Tuesday, May 21, 2013

Flickr has not been improved

With no warning, the Ya-people have changed a lot about Flickr. It's not good at all now for people with dial-up connections. The avatar had to be changed and a header image chosen. Thumbnails were good enough to show what was of interest, and they loaded quickly for everyone. The individual images and the sets of images (in thumbnail form) belonged on the front page together. It will certainly be interesting to see whether there's a fall-off in views.

Monday, May 20, 2013

First appearances

On Saturday we saw a lone robin bob, bob, bobbin' along in a parking lot on Duval in Hyde Park. We have two diffferent kinds of calendula blooming in pots. The first rose of Sharon flowers, white with a crimson center, appeared today. For the first time in ages, there's a zinnia that's not pink or white, my favorite red-orange.

Friday, May 17, 2013

Summer's upon us

We've opened three out of four transoms and part of the sleeping porch, and there are some fans in some windows. We're quite well acclimated, since we've recently been to two tent circuses (Zoppe Italian Family Circus and Circo Hermanos Vazquez), one conjunto fest, and one outdoor concert in the Capitol grounds (Ramon Ayala). Last night there were enough yellow wax beans from the garden for a feast and what's probably the last of the English peas. There are still many, many sweet peas. Yellow summer squashes are forming. So are figs. There continue to be yellow cherry tomatoes. We see the occasional monarch butterfly. Other yards have lots of rain lilies; we've had just one, but, then, we don't have an irrigation system and don't do that much hose-end watering, either. Self-sown Bright Lights cosmos are very showy and so are trailing nasturtiums. Not every flower has been mentioned, but we're lucky that it has stayed so cool so long this year and that showers have occurred when most needed.

Thursday, May 09, 2013

In the pleasure grounds

There are still many, many types of sweet pea in bloom. Fennel is blooming anew. Today's probably the last day for showy Stargazer amaryllis flowering in pots.A beautiful rose, peachy-buttery,  is blooming in the front yard, one of the unnamed experimental Jackson & Perkins varieties from years ago and one of the two that has not reverted totheir rootstock rose variety. We're particularly enjoying our first sunflowers and the many climbing / trailing nasturtiums. Today brought the first Sungold tomato, a cherry type grown in a pot.

Tuesday, May 07, 2013

Small creatures in the pleasure grounds

Once it rained, the armadillo contingent stopped visiting, but there is some nocturnal creature who consumes every small squash or melon as it forms. So far, tomatoes have suffered no damage. We alternate years between anoles predominating and tree lizards predominating. This year, it's anoles that we're seeing everywhere. This morning, we spied one camouflaged among the milkweeds, about halfway through shedding his old skin.We have never seen this before. It begins at the head and the old skin as it splits and is behind shed appears to be a milky color with a greenish cast. We saw few monarch butterflies this spring but there were enough to lay eggs on all the milkweed plants, and the larvae are very visible, growing longer and fatter each day. There are beanlets forming (yellow wax), and yesterday brought our first four o'clock flowers (wonderfully called marvel of Peru in spanish--maravilla del Peru, but marvel of Jalapa in Latin--mirabilis jalapa).

Friday, May 03, 2013

Keeping a tally

The past three weekends have taken us to Zoppe Italian Family Circus, Circo Hermanos Vazquez, and Gounod's Faust; this weekend it will be Fiestas Patrias for el Cinco de Mayo at Fiesta Gardens. More time has been spent on the Tumblr blog by odoublegood than on this one, but even that's been scanted lately, with so much else going on. No wonder we haven't been keeping track of everything happening in the pleasure grounds!
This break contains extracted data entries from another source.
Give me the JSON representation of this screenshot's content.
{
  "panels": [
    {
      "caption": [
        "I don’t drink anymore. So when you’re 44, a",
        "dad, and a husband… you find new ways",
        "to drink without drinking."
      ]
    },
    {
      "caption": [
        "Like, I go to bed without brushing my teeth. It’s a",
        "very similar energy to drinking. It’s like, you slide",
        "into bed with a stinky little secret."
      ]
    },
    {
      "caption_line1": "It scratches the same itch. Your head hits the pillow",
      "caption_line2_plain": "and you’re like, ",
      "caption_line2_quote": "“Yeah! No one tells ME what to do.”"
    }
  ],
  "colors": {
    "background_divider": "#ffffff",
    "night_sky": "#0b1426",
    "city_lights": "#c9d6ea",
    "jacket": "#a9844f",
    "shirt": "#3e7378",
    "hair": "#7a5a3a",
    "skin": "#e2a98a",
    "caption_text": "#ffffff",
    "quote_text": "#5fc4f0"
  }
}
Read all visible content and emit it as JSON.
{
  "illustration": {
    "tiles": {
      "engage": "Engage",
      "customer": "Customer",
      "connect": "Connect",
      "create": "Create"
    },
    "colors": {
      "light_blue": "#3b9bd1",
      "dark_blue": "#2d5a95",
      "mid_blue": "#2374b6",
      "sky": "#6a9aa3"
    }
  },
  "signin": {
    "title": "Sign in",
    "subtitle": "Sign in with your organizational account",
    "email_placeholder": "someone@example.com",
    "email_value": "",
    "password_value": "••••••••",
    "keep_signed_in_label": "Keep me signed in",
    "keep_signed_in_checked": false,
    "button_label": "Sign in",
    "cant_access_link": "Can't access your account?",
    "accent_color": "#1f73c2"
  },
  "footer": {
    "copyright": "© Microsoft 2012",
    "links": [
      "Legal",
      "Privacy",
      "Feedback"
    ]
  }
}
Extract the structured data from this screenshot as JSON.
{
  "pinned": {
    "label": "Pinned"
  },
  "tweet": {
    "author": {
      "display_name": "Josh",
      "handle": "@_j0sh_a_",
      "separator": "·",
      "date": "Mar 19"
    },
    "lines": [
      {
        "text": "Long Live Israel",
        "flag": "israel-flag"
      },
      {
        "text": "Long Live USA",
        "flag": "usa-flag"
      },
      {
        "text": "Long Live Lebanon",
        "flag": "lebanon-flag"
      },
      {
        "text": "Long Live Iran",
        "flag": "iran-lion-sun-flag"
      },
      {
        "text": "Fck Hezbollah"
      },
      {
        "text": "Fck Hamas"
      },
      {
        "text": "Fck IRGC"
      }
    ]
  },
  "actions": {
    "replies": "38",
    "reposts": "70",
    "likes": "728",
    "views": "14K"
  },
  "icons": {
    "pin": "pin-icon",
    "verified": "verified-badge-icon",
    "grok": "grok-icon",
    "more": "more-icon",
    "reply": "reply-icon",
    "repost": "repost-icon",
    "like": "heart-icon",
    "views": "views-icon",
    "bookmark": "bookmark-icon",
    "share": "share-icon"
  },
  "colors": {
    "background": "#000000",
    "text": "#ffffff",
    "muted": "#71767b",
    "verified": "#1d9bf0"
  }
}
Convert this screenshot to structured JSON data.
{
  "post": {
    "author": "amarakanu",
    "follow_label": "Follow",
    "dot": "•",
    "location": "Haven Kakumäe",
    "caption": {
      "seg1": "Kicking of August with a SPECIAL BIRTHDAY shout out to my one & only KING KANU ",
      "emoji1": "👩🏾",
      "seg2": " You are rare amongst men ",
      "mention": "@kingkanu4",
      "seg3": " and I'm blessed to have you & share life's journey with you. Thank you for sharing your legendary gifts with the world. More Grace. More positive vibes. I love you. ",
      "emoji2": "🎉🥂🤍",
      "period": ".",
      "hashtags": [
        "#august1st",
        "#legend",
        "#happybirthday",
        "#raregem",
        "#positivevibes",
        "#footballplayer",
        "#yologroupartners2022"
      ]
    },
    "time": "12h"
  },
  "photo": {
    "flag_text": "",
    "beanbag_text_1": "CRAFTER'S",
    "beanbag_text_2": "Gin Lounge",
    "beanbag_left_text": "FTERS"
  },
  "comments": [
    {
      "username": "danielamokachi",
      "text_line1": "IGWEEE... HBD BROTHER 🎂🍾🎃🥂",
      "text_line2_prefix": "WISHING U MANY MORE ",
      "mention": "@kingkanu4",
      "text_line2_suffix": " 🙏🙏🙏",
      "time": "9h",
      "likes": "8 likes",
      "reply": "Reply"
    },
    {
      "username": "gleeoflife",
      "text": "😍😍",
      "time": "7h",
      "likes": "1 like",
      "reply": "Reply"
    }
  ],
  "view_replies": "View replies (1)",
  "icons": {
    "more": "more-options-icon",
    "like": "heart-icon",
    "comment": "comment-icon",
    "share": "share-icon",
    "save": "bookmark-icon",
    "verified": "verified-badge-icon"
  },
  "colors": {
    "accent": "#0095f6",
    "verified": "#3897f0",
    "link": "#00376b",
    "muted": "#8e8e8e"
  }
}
This will be a list and nothing much more than that: a few blue anemones, tomato and chile and bean blossoms, a few tiny tomatoes forming on plants in pots, buds on some of the sunflowers, black-eyed Susans (rudbeckia), roses gone wild, orange cosmos, coreopsis, delphiniums, amaryllises (Stargazer from White Flower Farm) of a spectacular size in pots, blue bachelor buttons, a couple of puny corn poppies, flowers on a hyacinth bean that survived the winter, pink evening primroses, two kinds of hollyhocks, squash blossoms, pumpkin blossoms, the very last of the peas grown for the table, many kinds of sweet peas to perfume the yard, many kinds of nasturtiums blooming in pots and in the ground, several kinds of morning glories, fennel, two kinds of milkweed, lantana, and one zinnia so far (and not a pink one, either, as is usually the case; this one's white with a yellowish cast).